En réaction, les vidéos se multiplient. Et ce malgré le danger que courent les femmes qui les publient depuis l’intérieur du pays. « Les talibans ont souvent répondu à ces manifestations par la violence, rappelle de Libérer Fereshta Abbasi, chercheuse sur l’Afghanistan pour Human Rights Watch. Si les talibans les trouvent, eux ou les membres de leur famille pourraient être détenus, torturés, voire tués.Face au danger, plusieurs femmes vivant encore dans le pays ne prennent pas le risque de révéler leur identité. Mais elles refusent de censurer leurs propos. « Tu m’as fait taire pour les années à venir. » l’une d’elles chante, vêtue de noir de la tête aux pieds, un long voile couvrant son visage. « Vous m’avez emprisonnée dans ma propre maison pour le seul crime d’être une femme. »

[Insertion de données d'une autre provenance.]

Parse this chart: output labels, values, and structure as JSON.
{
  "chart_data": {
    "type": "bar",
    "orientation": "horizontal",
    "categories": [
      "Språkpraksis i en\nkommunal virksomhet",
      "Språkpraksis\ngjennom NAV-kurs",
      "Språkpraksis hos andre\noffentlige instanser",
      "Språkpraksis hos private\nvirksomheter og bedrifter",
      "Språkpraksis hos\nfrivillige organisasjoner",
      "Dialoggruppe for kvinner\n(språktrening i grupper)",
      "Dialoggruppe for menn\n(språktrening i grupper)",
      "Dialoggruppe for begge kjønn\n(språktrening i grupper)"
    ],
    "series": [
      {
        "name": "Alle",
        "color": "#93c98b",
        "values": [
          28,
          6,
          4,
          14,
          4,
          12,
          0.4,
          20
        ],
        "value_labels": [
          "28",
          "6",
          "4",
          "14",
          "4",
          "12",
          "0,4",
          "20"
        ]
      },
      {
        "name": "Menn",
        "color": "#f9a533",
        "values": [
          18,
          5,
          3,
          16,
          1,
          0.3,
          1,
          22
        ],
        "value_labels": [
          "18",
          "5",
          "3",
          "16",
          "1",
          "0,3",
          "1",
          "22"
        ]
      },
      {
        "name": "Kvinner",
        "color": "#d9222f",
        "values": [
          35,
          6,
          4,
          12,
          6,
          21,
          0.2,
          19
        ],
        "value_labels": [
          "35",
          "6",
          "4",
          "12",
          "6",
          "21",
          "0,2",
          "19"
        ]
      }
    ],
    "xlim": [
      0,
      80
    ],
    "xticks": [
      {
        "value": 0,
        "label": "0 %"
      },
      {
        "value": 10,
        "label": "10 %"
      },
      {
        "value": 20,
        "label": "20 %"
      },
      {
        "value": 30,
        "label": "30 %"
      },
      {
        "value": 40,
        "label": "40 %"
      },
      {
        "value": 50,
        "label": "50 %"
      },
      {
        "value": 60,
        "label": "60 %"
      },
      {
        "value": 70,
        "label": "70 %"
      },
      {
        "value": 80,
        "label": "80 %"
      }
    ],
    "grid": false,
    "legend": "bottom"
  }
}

« La voix d’une femme est son identité »
La cible est claire : le régime fondamentaliste. Dans d’autres publications, des groupes de militantes se sont filmées en train de déchirer des photos du chef suprême des talibans, l’émir Hibatullah Akhundzada, qui dirige le pays par décret depuis son fief de Kandahar (sud). Dans une autre vidéo, déjà vue plus de 40 000 fois sur X mercredi 28 août, Taiba Sulaimani chante en ajustant son voile devant un miroir. « La voix d’une femme est son identité, pas quelque chose qui doit être caché »elle entonne, accompagnant sa vidéo de quelques lignes : « Tu dis que ma voix est nue. Mais je chanterai l’hymne de la liberté ! »
« Je pense que c’est extrêmement puissant. Cela me donne beaucoup d’espoir de voir des femmes qui luttent encore courageusement contre l’oppression », « , dit Fereshta Abbasi, la voix tremblante. En plus de l’interdiction de chanter à voix haute en public, le nouveau décret stipule que « les femmes doivent couvrir complètement leur corps en présence d’hommes qui ne sont pas membres de leur famille », ainsi que leur visage « par peur de la tentation ». Les femmes afghanes ne sont également plus autorisées à porter du maquillage ou du parfum.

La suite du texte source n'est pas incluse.